Amid personal tragedy, myWanderlust member KDBR finds solace and strength on Iona
Once a month we run a mini-writing competition in our Friday Fun newsletter. These competitions are normally themed around a subject that's caught our attention that week.
Last week myWanderlust member KDBR won with this beautiful tale of Iona in our "islands" themed competition.
We had watched the catch being landed earlier in the day. Drizzled with garlic butter the langoustines stared up at us, fresh enough yet almost to breathe. A warming island malt, a 10 year old from Tobermory, rinsed the palate. Through the glass we watched as the ferry struggled to approach the same jetty that had welcomed the prawns hours earlier; the same one from which we had disembarked as dawn broke. The storm had risen through the afternoon; rain lashed the white beaches; wind whipped the waves into meringues. The ferry disappeared into a trough and my stomach began to fear the short crossing that lay ahead, assuming the boat would eventually dock.
But for all that we had enjoyed peace and solitude of the type we knew we could find nowhere else. We had escaped and we had found, and we had hope once more; just the two of us.
A few weeks earlier we had been three, but it was not to be. This time the miscarriage came with shattering news. It told of chromosome disorders, horrific disfigurement, short life. Perhaps we were fortune that there would be no life, but the revelation of what may lie ahead shook us to the core. So we escaped.
From our weekend base outside Bunessan, on Mull, we followed the familiar road to the ferry at Fionnaphort. Across the Sound Iona waited, arms open and welcoming as always. It was not a day for a nap on the White Strand, for it was November, chilly and windswept, and the ferries were on the winter timetable.
I headed for the Bay at the Back of the Ocean, lost in my own thoughts, buffeted by the wind. Crossing the golf course, where the hardy island sheep grazed the machair, I reached the cockle strand and gazed out into nothing. Further west lay Boston. Waves crashed on rocks.
Gilly headed in the opposite direction, through the village, to the Abbey, as I knew she would. Candles were lit. It was not for me, one who reserved candles for blackouts. I walked thrice round Sithean Mor, the Big Fairy Mound, and tramped through the wet to rise to the summit of Dun I. Gulls rode thermals; Highland cattle turned their long-haired docks to the wind; the corncrake had long since left. All around islands rose and fell in the swell. Of the Treshnish only the Dutchman’s Cap remained on the horizon. And from Staffa the overture thundered from the cave. I could almost hear it.
We met in the Nunnery, where pockets of pink and yellow flowers clung to gaps in the ancient stones. Sheltering we shared a flask of chicken soup, and rested against the south wall of the refectory, unaware then what lay in the ancient walls above us. Tears rolled, though I swore the wind could not be blamed. Denial.

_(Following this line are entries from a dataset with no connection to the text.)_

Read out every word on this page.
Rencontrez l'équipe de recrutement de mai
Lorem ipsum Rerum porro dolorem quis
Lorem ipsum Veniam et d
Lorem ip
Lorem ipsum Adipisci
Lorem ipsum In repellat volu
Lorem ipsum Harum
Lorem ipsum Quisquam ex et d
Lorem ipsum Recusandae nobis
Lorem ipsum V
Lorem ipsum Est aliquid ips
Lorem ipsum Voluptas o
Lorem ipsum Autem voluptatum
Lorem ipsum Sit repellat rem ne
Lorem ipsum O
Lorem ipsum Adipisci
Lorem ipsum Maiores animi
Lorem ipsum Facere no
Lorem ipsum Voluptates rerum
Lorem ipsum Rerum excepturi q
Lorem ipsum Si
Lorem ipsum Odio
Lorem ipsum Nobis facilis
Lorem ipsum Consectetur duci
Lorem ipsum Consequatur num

Through the clouds a ray broke above the Abbey, the tower limned in autumn light.
‘I’m finding my peace’ she said, eventually.
I was still angry, but calming as exhaustion set in as the mud dried on my boots. Guilt it was; all those years of smoking. Now it may be too late. The years had passed as inexorably as the waves crashed on the shore. But the indifference had disappeared, replaced with desire and yearning. I had been found wanting, incomplete, incapable. She didn’t deserve such pain.
‘That’s good my love, Iona always helps.’
And so it was that we found ourselves at table in the Martyrs’ Bar, fed and watered, as the ferry struggled. There was time for another dram, and a last walk, up to the tiny school, past the Nunnery, but not long enough to reach the graves of our ancient kings in the abbey grounds. Across the sound the red granite cliffs of Mull took the setting sun, seeming larger and nearer.
The ferry made the slipway, engine running, her stay brief. We had to run, together, hand in hand, bedraggled and soaked. The return to Fionnaphort was not pleasant, but then it never was. Normally a mere ten minutes or so the crossing was eternal. The tears ran again, but they often did, leaving Iona.
It was later, weeks later, that I learned of the sheela-na-gig. Apparently sheelas were not uncommon. Many buildings hosted them. But on a Nunnery, in this centre of Christianity? We had rested beneath female genitalia, made of stone, an ancient fertility symbol.
It may have been the candle, or the fairies, but whatever it was the family is now complete. Nine months later the dam burst, and within another year or so we were four, in rude health. She always believed, I always doubted. Iona healed. And every time we pass that Bunessan cottage, eyes sparkle.